Normal function against infectious agents is based on how the immune system achieves self/non-self discrimination, which remains a central conundrum in Immunology (1). What is “self” and what is “foreign”, as seen by the immune system, determines how the immune system discriminates self from non-self. In this regard, the pioneering work of Burnet and Medawar suggested that the definition of self versus non-self is arbitrary to the immune system because foreign antigens presented during fetal life are thereafter considered self (2, 3). Moreover, it is known that all T cells are selfreferential in the sense that they are positively selected for survival on self-peptide/s bound to MHC molecules during thymic positive selection (4-7) before thymic negative selection, in which thymocytes expressing TCR of high avidity to the majority of self-antigens are deleted (8-10).
It is generally accepted that thymic negative selection eliminates the “imminent danger” of pathogenic autoimmunity in the periphery and is the major mechanism of self-tolerance. However, while releasing the “innocent” self-reactive T cells with low avidity, thymic negative selection also allows a large fraction of self-reactive T cells with “higher” or “intermediate” avidity to be released into the periphery under normal circumstances (11-13).
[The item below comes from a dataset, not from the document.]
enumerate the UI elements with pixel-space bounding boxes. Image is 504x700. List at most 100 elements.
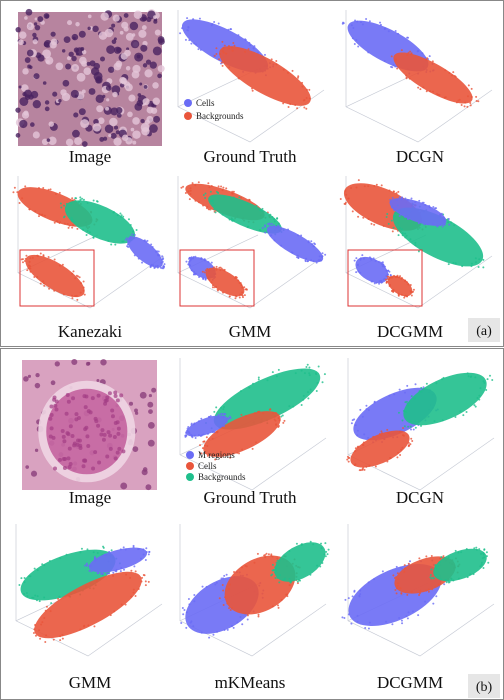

The existence of the “intermediate avidity” self-reactive T cells in the periphery represents a “potential danger” of pathogenic auto-immunity inherited in each individual because these T cells can often be activated when they encounter self-peptides presented at a sufficient level and some may differentiate into potentially pathogenic effector cells to initiate an autoimmune disease (13-16). Self/non-self discrimination must continue in the periphery after thymic negative selection and one of the major functions of peripheral regulatory mechanisms is to selectively down-regulate immune responses to self-antigens without damaging the normal responses to foreign pathogens to maintain self-tolerance (17).
How does the immune system discriminate self from non-self in the periphery? Since self/non-self discrimination initiated during thymic negative selection is based on the avidity of thymocyte activation (8-10) and a large fraction of self-reactive T cells escape thymic negative selection (11-13), it is crucial to understand how the resultant peripheral T cell repertoire is regulated to complete self non-self discrimination initiated by thymic negative selection in order to maintain self-tolerance. In this regard, we have proposed and tested an “Avidity Model of Peripheral T Cell Regulation” in which self non-self discrimination can be achieved in the periphery via selective down-regulation of intermediate avidity T cells, to both self and foreign antigens, by Qa-1/HLA-E restricted CD8+ T cells (18, 19). Since the potentially pathogenic self-reactive T cells are included in the intermediate avidity T cell pool, selective down-regulation of intermediate avidity T cells can directly control autoimmune disease. On the other hand, the unified mechanism of selective down-regulation of intermediate avidity T cells does not inhibit immunity largely to foreign infectious agents or alloantigens mediated by high avidity T cells, simply because the high avidity T cells are not subject to this down-regulation. Thus, by a unified and simple mechanism, the immune system could accomplish self non-self discrimination in the periphery to specifically maintain self-tolerance without paying the price of dampening anti-infection and anti-tumor immunity.
The concept that perceiving the avidity of T cell activation can be translated into peripheral T cell regulation is the essence of the “Avidity Model”. The cellular mechanism that defines how perceiving the avidity of T cell activation is translated into peripheral T cell regulation and the molecular structures recognized by regulatory T cells that enable them to discriminate self from non-self in the periphery are the key issues of the regulatory T cell biology. In this regard a surrogate target structure (Qa-1/Hsp60sp) was recently identified which is specifically recognized by the Qa-1 restricted CD8+ T cells (1). The common surrogate target structure, the Qa-1/Hsp60sp complex, is only preferentially expressed at a higher level on the intermediate, but not high and low, avidity T cells, as a biological consequence of T cell activation (1). Thus, at a biological system level, by specific recognition of the common target structures expressed on the intermediate avidity T cells, the immune system is able to achieve the goal of self non-self discrimination in the periphery by perceiving the avidity of T cell activation.
The biggest difficulty in transplant medicine is the reaction of the immune system to the foreign organ, termed rejection. Conventionally, recipients of a transplanted organ must indefinitely take immunosuppressive medications to fight rejection, which are both prone to failure and leave the patient at high risk of infection. The invention disclosed herein provides a novel treatment strategy of inducing permanent tolerance of the transplanted organ without long term use of immunosuppressive drugs which incorporates the avidity model.